We recognize the supreme court's conclusion in Houston was aided by a history of
The state contends limiting construction can save Minn.Stat. § 609.50 from overbreadth, but does not suggest how it should be more narrowly construed. We find that the Minnesota statute cannot be limited to "fighting words" to save it because the statute is intended to cover nonverbal conduct, as well as speech, and because it applies only to speech directed at police officers. Cf. Welfare of S.L.J., 263 N.W.2d at 418-19 (disorderly conduct statutory language punishing just words unconstitutional except when limited to "fighting words"). "Fighting words" may have no effect on the officer's performance of his duty. See Houston, ___ U.S. at ___, 107 S.Ct. at 2510 (noting police officer's training in restraint). However, other words, such as encouraging an arrestee to resist, may have great effect, so "fighting words" is not the answer.

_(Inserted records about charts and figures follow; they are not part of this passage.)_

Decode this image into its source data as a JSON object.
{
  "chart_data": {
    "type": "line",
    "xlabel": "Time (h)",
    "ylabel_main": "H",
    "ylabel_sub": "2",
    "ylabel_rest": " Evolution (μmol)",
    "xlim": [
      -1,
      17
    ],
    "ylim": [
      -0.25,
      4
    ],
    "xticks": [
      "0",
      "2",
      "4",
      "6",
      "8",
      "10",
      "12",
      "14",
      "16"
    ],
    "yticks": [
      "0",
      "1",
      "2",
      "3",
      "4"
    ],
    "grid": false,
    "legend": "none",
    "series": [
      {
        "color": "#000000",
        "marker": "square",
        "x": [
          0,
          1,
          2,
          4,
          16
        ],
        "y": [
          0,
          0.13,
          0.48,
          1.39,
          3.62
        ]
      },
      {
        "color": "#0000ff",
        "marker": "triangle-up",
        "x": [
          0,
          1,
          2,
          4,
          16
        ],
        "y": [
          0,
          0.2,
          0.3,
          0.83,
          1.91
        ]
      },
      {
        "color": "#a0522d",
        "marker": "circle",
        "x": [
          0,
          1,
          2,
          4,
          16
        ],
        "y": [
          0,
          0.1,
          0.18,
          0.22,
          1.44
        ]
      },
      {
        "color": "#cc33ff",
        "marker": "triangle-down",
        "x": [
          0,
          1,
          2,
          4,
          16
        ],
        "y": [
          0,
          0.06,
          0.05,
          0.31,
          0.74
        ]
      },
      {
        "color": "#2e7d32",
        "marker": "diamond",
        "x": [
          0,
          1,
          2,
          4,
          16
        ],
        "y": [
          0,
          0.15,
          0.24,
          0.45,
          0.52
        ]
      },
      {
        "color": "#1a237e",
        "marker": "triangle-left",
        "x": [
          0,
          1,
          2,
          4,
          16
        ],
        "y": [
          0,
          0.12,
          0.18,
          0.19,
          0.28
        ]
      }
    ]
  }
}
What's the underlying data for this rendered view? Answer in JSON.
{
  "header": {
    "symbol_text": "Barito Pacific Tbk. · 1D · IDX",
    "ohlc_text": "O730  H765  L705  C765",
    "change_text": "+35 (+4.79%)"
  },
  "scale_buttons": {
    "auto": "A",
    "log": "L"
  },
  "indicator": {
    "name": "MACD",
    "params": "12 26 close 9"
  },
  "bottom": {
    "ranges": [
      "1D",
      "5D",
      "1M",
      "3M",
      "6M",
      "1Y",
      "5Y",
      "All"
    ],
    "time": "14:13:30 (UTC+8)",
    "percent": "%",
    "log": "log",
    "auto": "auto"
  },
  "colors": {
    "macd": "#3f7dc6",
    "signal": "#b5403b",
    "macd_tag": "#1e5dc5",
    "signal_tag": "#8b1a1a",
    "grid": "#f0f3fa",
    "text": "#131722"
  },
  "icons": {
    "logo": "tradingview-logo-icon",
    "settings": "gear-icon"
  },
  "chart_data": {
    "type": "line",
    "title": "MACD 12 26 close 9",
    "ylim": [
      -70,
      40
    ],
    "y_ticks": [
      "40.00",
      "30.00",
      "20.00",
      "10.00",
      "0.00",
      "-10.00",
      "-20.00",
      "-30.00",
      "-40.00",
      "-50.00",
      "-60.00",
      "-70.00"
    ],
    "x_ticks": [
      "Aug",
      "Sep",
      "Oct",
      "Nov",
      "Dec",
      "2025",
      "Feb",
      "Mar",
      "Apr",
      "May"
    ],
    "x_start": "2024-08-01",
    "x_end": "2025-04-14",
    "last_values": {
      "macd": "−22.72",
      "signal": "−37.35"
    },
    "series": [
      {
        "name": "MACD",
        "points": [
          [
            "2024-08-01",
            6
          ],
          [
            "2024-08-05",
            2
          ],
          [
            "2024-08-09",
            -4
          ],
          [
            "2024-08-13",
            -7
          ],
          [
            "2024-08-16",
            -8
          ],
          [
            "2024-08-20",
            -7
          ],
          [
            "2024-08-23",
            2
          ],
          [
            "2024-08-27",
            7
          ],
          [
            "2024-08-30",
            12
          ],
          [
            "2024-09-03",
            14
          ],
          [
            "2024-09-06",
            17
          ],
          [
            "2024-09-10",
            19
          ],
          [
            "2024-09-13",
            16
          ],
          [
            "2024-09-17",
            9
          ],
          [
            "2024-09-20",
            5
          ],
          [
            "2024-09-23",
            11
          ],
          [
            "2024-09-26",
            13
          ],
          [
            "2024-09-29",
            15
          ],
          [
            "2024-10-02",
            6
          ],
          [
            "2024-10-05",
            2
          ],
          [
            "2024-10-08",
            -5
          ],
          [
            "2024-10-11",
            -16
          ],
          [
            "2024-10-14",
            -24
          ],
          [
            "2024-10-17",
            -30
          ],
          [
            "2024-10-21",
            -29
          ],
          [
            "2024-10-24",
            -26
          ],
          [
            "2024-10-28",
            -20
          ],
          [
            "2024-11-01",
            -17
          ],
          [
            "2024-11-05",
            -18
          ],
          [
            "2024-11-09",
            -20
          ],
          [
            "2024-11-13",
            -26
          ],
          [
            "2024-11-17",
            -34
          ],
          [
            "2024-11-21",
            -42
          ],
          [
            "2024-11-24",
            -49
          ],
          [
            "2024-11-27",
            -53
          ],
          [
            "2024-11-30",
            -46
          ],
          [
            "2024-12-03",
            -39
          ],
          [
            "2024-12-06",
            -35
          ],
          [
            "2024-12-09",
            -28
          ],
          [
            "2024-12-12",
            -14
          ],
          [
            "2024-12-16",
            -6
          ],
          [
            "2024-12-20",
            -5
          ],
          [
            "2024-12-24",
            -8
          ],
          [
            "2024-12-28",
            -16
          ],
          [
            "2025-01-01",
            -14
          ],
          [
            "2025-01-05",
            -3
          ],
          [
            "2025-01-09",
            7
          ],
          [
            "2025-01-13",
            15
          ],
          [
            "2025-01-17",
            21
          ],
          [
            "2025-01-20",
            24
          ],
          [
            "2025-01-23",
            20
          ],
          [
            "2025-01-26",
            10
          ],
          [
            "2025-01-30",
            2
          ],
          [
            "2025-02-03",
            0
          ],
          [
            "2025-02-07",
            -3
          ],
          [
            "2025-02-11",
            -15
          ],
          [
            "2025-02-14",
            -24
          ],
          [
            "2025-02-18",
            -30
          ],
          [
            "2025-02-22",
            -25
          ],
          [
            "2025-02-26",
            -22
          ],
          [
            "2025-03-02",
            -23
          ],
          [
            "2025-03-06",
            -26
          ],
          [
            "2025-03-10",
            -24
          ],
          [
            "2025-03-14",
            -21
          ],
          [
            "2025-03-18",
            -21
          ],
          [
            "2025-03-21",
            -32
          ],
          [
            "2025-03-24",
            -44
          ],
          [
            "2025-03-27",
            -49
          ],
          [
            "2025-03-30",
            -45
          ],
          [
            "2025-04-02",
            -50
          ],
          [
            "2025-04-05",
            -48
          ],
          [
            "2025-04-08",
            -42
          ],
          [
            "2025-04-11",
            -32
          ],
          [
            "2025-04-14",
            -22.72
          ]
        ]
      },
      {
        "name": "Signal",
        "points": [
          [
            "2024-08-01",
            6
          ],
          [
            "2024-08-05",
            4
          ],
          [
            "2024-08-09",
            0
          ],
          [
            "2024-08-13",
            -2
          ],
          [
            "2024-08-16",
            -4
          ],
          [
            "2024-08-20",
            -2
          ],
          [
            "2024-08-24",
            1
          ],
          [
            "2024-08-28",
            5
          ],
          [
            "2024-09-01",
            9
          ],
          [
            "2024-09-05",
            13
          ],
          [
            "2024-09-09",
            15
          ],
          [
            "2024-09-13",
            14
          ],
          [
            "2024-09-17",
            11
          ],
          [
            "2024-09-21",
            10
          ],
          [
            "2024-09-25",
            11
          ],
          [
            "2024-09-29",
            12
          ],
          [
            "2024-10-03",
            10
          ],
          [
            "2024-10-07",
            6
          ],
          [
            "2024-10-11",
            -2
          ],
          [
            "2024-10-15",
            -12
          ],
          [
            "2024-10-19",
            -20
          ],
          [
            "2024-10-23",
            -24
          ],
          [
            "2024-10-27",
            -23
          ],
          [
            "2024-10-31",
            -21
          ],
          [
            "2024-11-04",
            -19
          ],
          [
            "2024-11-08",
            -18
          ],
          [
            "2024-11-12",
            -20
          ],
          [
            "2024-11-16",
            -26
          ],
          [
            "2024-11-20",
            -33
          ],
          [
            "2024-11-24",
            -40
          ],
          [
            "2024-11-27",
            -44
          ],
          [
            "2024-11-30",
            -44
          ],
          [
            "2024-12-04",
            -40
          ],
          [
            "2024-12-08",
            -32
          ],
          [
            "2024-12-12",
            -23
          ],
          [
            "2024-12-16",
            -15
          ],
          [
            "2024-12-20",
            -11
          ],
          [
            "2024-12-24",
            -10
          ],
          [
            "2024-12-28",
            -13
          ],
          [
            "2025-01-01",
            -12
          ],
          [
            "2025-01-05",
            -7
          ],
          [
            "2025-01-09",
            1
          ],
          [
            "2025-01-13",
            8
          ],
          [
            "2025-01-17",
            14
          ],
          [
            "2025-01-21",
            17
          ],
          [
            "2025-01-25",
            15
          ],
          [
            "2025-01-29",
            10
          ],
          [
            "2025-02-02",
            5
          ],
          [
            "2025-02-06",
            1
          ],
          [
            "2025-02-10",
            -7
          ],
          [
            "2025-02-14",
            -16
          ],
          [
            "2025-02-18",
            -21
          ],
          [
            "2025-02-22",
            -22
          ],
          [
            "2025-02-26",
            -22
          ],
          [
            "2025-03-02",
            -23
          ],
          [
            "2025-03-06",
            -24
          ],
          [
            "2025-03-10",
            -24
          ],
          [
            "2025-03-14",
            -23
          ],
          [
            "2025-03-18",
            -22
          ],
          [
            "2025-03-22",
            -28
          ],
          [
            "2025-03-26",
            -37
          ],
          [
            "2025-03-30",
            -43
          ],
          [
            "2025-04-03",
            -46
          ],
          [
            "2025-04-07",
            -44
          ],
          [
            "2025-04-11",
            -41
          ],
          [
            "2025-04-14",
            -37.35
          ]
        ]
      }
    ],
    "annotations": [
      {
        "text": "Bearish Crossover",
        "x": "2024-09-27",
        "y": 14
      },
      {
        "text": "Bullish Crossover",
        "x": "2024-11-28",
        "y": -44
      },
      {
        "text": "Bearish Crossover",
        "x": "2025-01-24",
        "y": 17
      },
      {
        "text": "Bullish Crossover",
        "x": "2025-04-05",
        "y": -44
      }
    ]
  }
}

Amicus County Attorneys Association contends the statute should not be declared unconstitutional in total if it is possible to sever any separable provisions which are constitutional. In general, a court should refrain from invalidating all of a statute for overbreadth if the constitutional provision is severable from the unconstitutional portion. Regan v. Time, Inc., 468 U.S. 641, 652-53, 104 S.Ct. 3262, 3268-69, 82 L.Ed.2d 487 (1984); see also New York v. Ferber, 458 U.S. 747, 769, n. 24, 102 S.Ct. 3348, 3361, n. 24, 73 L.Ed.2d 1113 (1982) (only unconstitutional portion of statute should be stricken, if the statute is severable). However, in order to apply the severability doctrine, the constitutional portion of the statute must be fully operative as law in the absence of the unconstitutional portion. See Regan 468 U.S. at 653, 104 S.Ct. at 3269.
On this record we cannot determine whether respondent could be charged with "obstruction" (first phrase). Thus, we cannot determine whether the first phrase of Minn.Stat. § 609.50 was controlling in the officer's decision to charge respondent. What record we have supports the trial court's apparent conclusion that the challenged second phrase, "interferes," was an integral part of, and formed the basis for the charge. Thus, since not separated, the entire statute must rise or fall on Houston.
We construe the failure to sever Minn. Stat. § 609.50 against the state. The state concedes the police report was not part of the record at the hearing, was not marked and offered as an exhibit by the state, and was not stipulated to by the parties for purposes of the trial court hearing. At oral argument, respondent declined to stipulate to the accuracy of the police report and asserts there is a dispute as to the facts. The state contends the trial court referred to the police report during its post-hearing deliberations. The record does not show the report was ever filed or considered, and we cannot make that assumption. Had a written, sworn complaint been made part of the trial court record, we then might well have been able to address the issue of severability and determine whether only the constitutional portion of the statute was being relied upon for prosecution. But it was not, and the trial court did not address severability as a separate issue, and we do not.
The statute was challenged as facially invalid, not as being unconstitutional as applied to the facts of this case. Accordingly, pursuant to Houston, we affirm the trial court's holding that the statute is unconstitutionally overbroad insofar as it prohibits "interfer[ence] with a peace officer * * *."
The second phrase of Minn.Stat. § 609.50, prohibiting "interfer[ence] with a peace officer * * *," is unconstitutionally overbroad.